Thousands jailed after failed Turkey coup
TURKEY -- Turkey's president declared a three-month state of emergency. Last Friday, a military faction failed in a coup attempt.
Video captured one man diving under a tank -- and emerging with minor injuries. Now, a purge is playing out on TV.
They're accused of leading the failed military coup, and now these soldiers are being paraded and humiliated on Turkish television.
The attempt to seize power by members of Turkey's armed forces was bloody, leaving nearly 300 people dead.
But Turkey's leaders believe they have more enemies so they've fired more than 15,000 school teachers, demanded resignations from over 1,500 university deans, and suspended around 8,000 police officers -- along with nearly 3,000 judges and prosecutors.

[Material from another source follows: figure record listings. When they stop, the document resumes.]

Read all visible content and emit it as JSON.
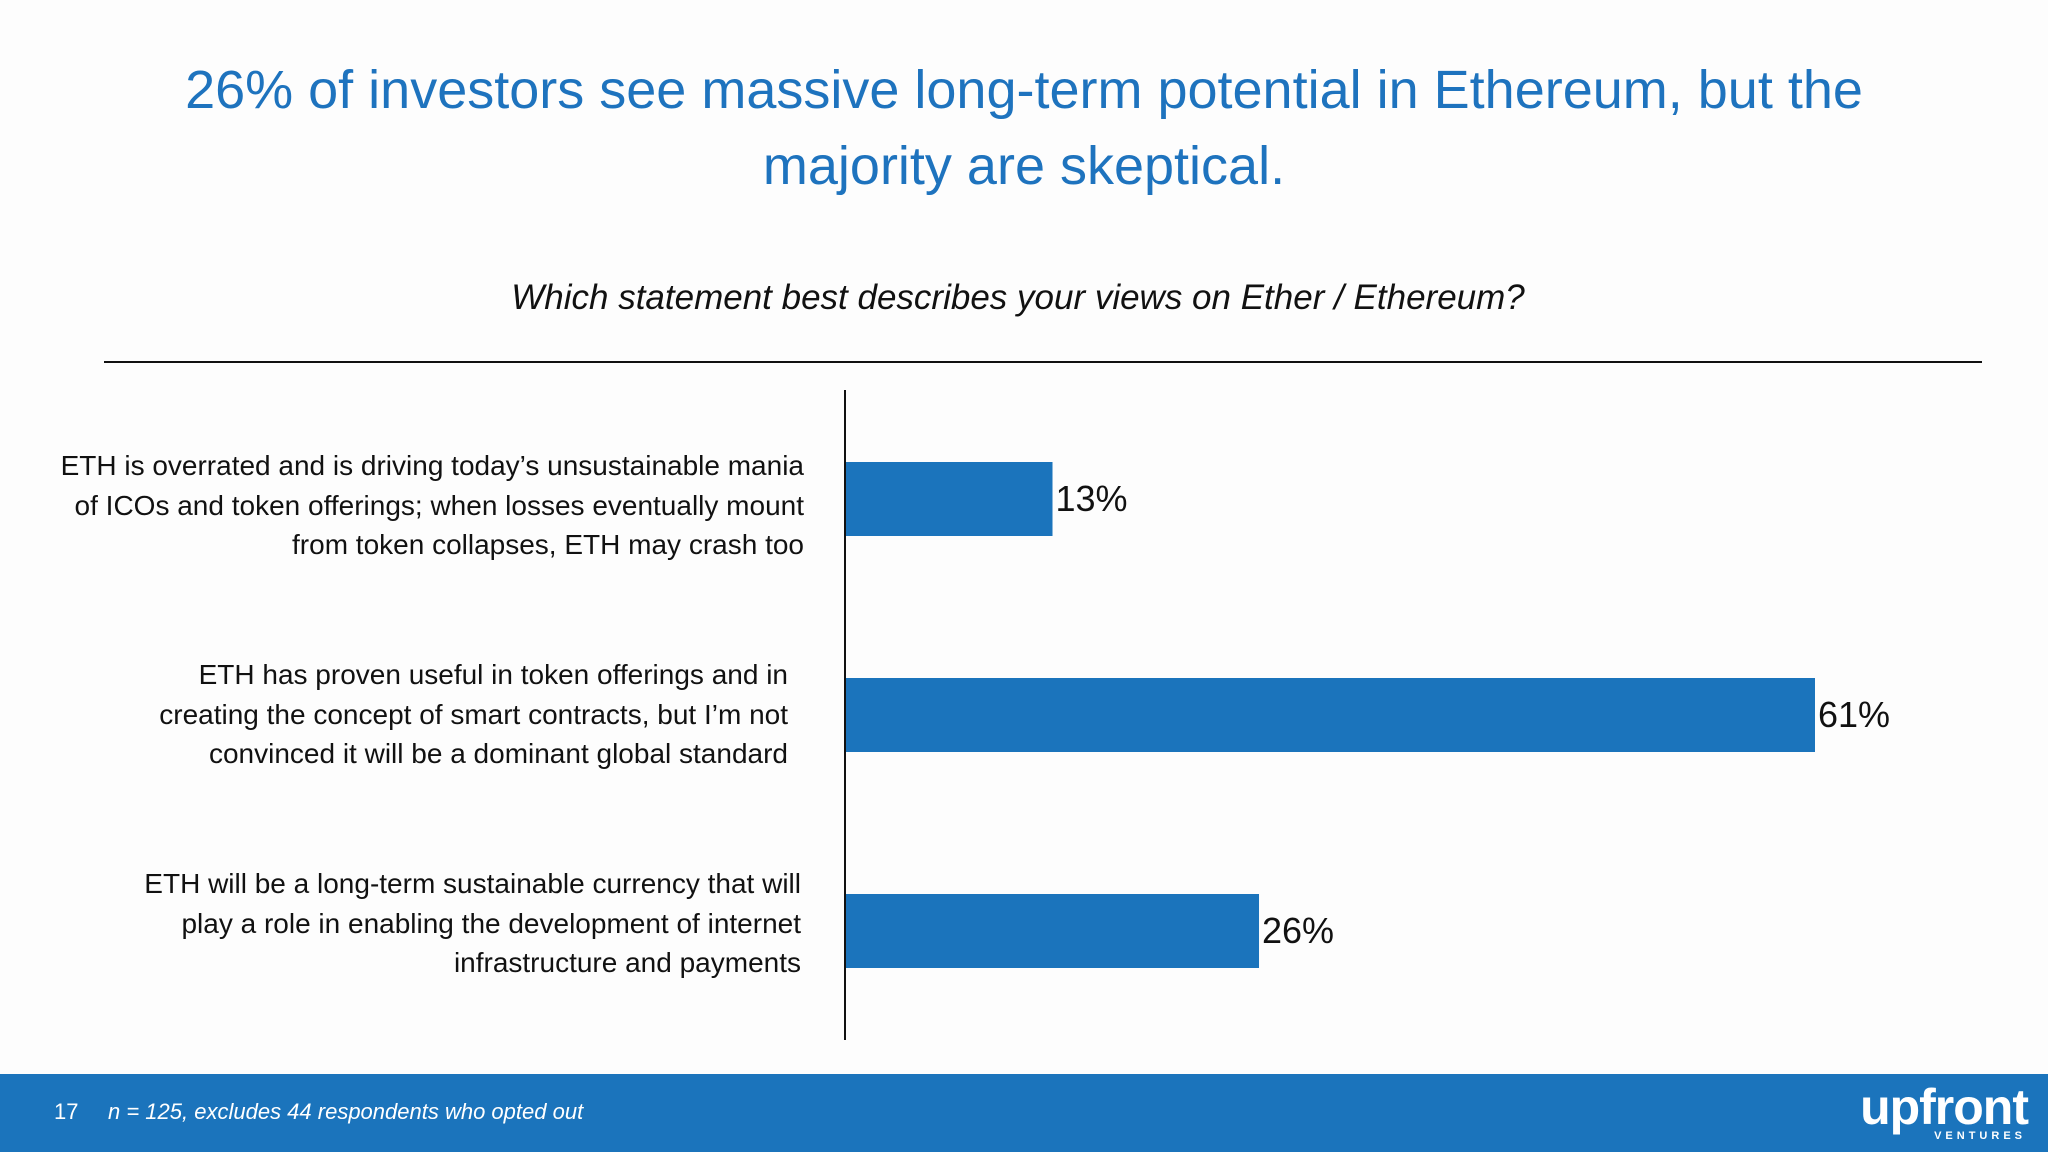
{
  "slide": {
    "title_lines": [
      "26% of investors see massive long-term potential in Ethereum, but the",
      "majority are skeptical."
    ],
    "question": "Which statement best describes your views on Ether / Ethereum?",
    "page_number": "17",
    "footnote": "n = 125, excludes 44 respondents who opted out",
    "brand": {
      "logo_word": "upfront",
      "logo_sub": "VENTURES"
    },
    "colors": {
      "title": "#1e73be",
      "bar": "#1b74bc",
      "footer": "#1b74bc"
    }
  },
  "chart_data": {
    "type": "bar",
    "orientation": "horizontal",
    "title": "Which statement best describes your views on Ether / Ethereum?",
    "xlabel": "",
    "ylabel": "",
    "xlim": [
      0,
      61
    ],
    "grid": false,
    "categories": [
      {
        "lines": [
          "ETH is overrated and  is driving today’s unsustainable mania",
          "of ICOs and token offerings; when losses eventually mount",
          "from token collapses, ETH may crash too"
        ]
      },
      {
        "lines": [
          "ETH has proven useful in token offerings and in",
          "creating the concept of smart contracts, but I’m not",
          "convinced it will be a dominant global standard"
        ]
      },
      {
        "lines": [
          "ETH will be a long-term sustainable currency that will",
          "play a role in enabling the development of internet",
          "infrastructure and payments"
        ]
      }
    ],
    "values": [
      13,
      61,
      26
    ],
    "value_labels": [
      "13%",
      "61%",
      "26%"
    ]
  }
}
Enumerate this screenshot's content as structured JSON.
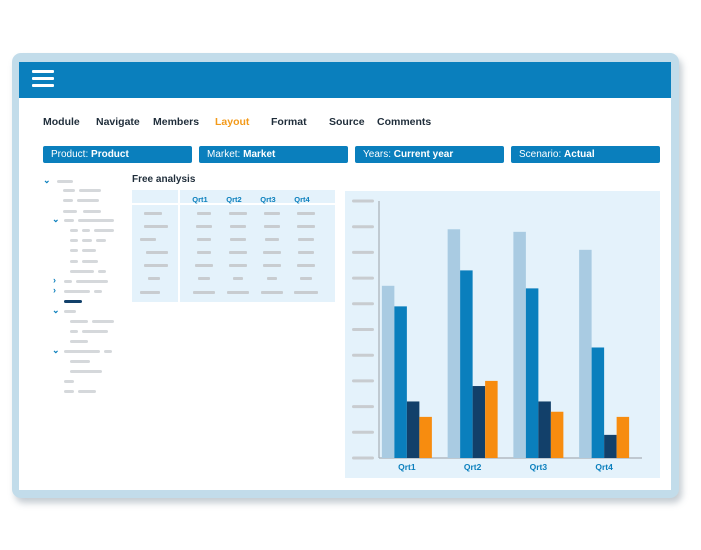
{
  "menu": {
    "items": [
      "Module",
      "Navigate",
      "Members",
      "Layout",
      "Format",
      "Source",
      "Comments"
    ],
    "active": "Layout"
  },
  "filters": [
    {
      "label": "Product:",
      "value": "Product"
    },
    {
      "label": "Market:",
      "value": "Market"
    },
    {
      "label": "Years:",
      "value": "Current year"
    },
    {
      "label": "Scenario:",
      "value": "Actual"
    }
  ],
  "panel": {
    "title": "Free analysis"
  },
  "grid": {
    "columns": [
      "Qrt1",
      "Qrt2",
      "Qrt3",
      "Qrt4"
    ]
  },
  "icons": {
    "menu": "hamburger-icon",
    "expanded": "chevron-down-icon",
    "collapsed": "chevron-right-icon"
  },
  "colors": {
    "brand": "#0a7fbd",
    "active_menu": "#f39a1a",
    "selection": "#12406a"
  },
  "chart_data": {
    "type": "bar",
    "categories": [
      "Qrt1",
      "Qrt2",
      "Qrt3",
      "Qrt4"
    ],
    "series": [
      {
        "values": [
          67,
          89,
          88,
          81
        ],
        "color": "#a9cbe2"
      },
      {
        "values": [
          59,
          73,
          66,
          43
        ],
        "color": "#0a7fbd"
      },
      {
        "values": [
          22,
          28,
          22,
          9
        ],
        "color": "#12406a"
      },
      {
        "values": [
          16,
          30,
          18,
          16
        ],
        "color": "#f78c0f"
      }
    ],
    "ylim": [
      0,
      100
    ],
    "yticks_count": 11,
    "grid": false,
    "legend": "none"
  }
}
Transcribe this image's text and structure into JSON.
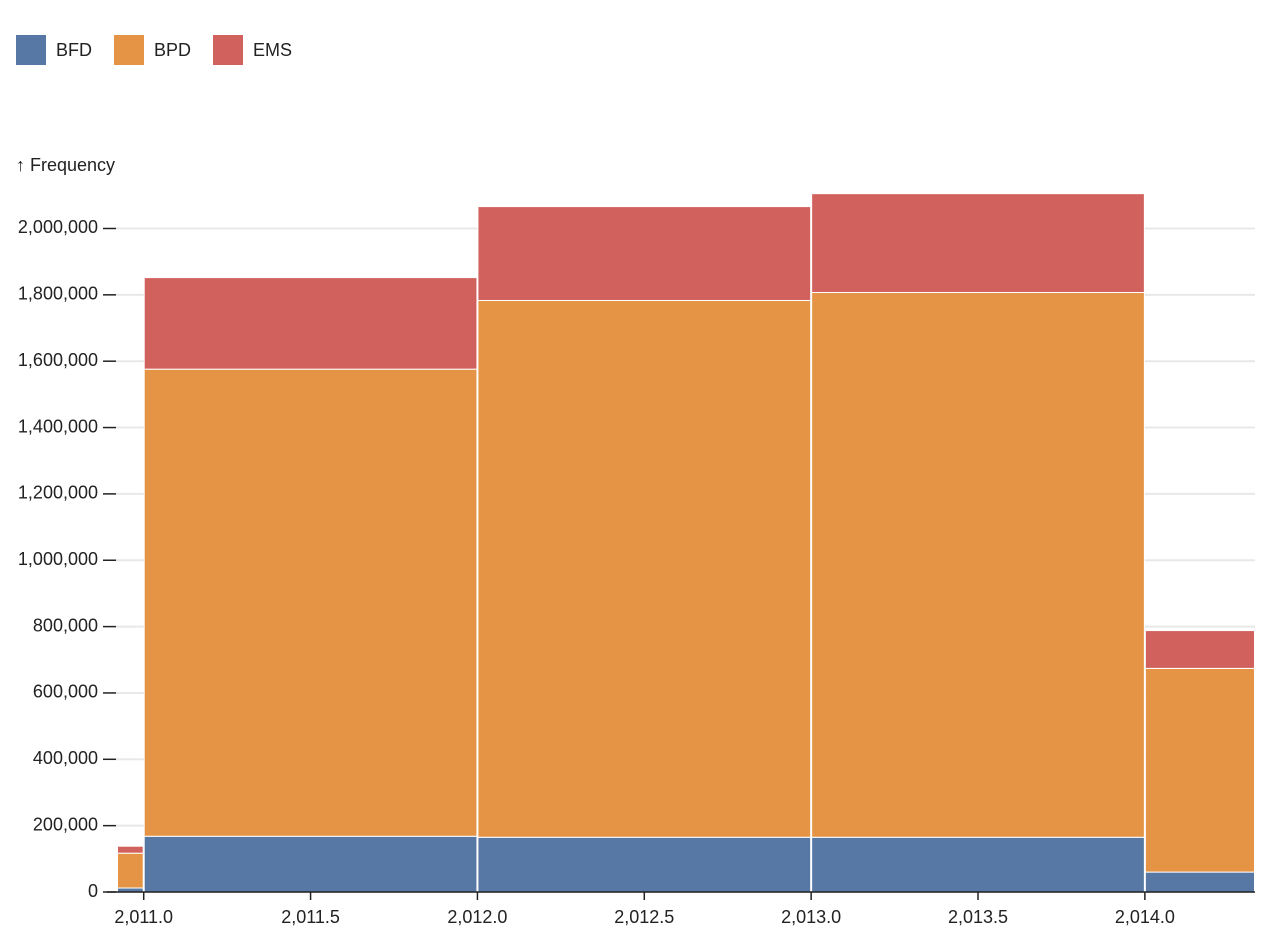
{
  "chart_data": {
    "type": "histogram",
    "y_label": "↑ Frequency",
    "bins": [
      2010.92,
      2011,
      2012,
      2013,
      2014,
      2014.33
    ],
    "series": [
      {
        "name": "BFD",
        "color": "#5778a4",
        "values": [
          12000,
          168000,
          165000,
          165000,
          60000
        ]
      },
      {
        "name": "BPD",
        "color": "#e49444",
        "values": [
          105000,
          1408000,
          1618000,
          1642000,
          614000
        ]
      },
      {
        "name": "EMS",
        "color": "#d1615d",
        "values": [
          21000,
          276000,
          283000,
          298000,
          114000
        ]
      }
    ],
    "stacked": true,
    "xlim": [
      2010.89,
      2014.33
    ],
    "xticks": [
      {
        "value": 2011,
        "label": "2,011.0"
      },
      {
        "value": 2011.5,
        "label": "2,011.5"
      },
      {
        "value": 2012,
        "label": "2,012.0"
      },
      {
        "value": 2012.5,
        "label": "2,012.5"
      },
      {
        "value": 2013,
        "label": "2,013.0"
      },
      {
        "value": 2013.5,
        "label": "2,013.5"
      },
      {
        "value": 2014,
        "label": "2,014.0"
      }
    ],
    "ylim": [
      0,
      2110000
    ],
    "yticks": [
      0,
      {
        "value": 200000,
        "label": "200,000"
      },
      {
        "value": 400000,
        "label": "400,000"
      },
      {
        "value": 600000,
        "label": "600,000"
      },
      {
        "value": 800000,
        "label": "800,000"
      },
      {
        "value": 1000000,
        "label": "1,000,000"
      },
      {
        "value": 1200000,
        "label": "1,200,000"
      },
      {
        "value": 1400000,
        "label": "1,400,000"
      },
      {
        "value": 1600000,
        "label": "1,600,000"
      },
      {
        "value": 1800000,
        "label": "1,800,000"
      },
      {
        "value": 2000000,
        "label": "2,000,000"
      }
    ],
    "grid": true
  }
}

The scale of crackdown has many Turks worried that they averted a coup -- only to see their fragile democracy crushed.
To the cheers of supporters, President Recep Tayyip Erdogan said he wants to restore the death penalty.
President Erdogan is an Islamic conservative -- who long before this failed coup was criticized for stripping away people's democratic freedoms -- locking up journalists, his rivals, and even those who dared to speak out against him on social media.
Turkey wants the U.S. to extradite Fethullah Gulen -- the moderate Islamic cleric it blames for the coup. The U.S. it needs to see the evidence first.
Wednesday night the government is also shutting down over 500 schools. The backlash isn't over yet, one of America's most important allies in the East is fighting a battle against itself.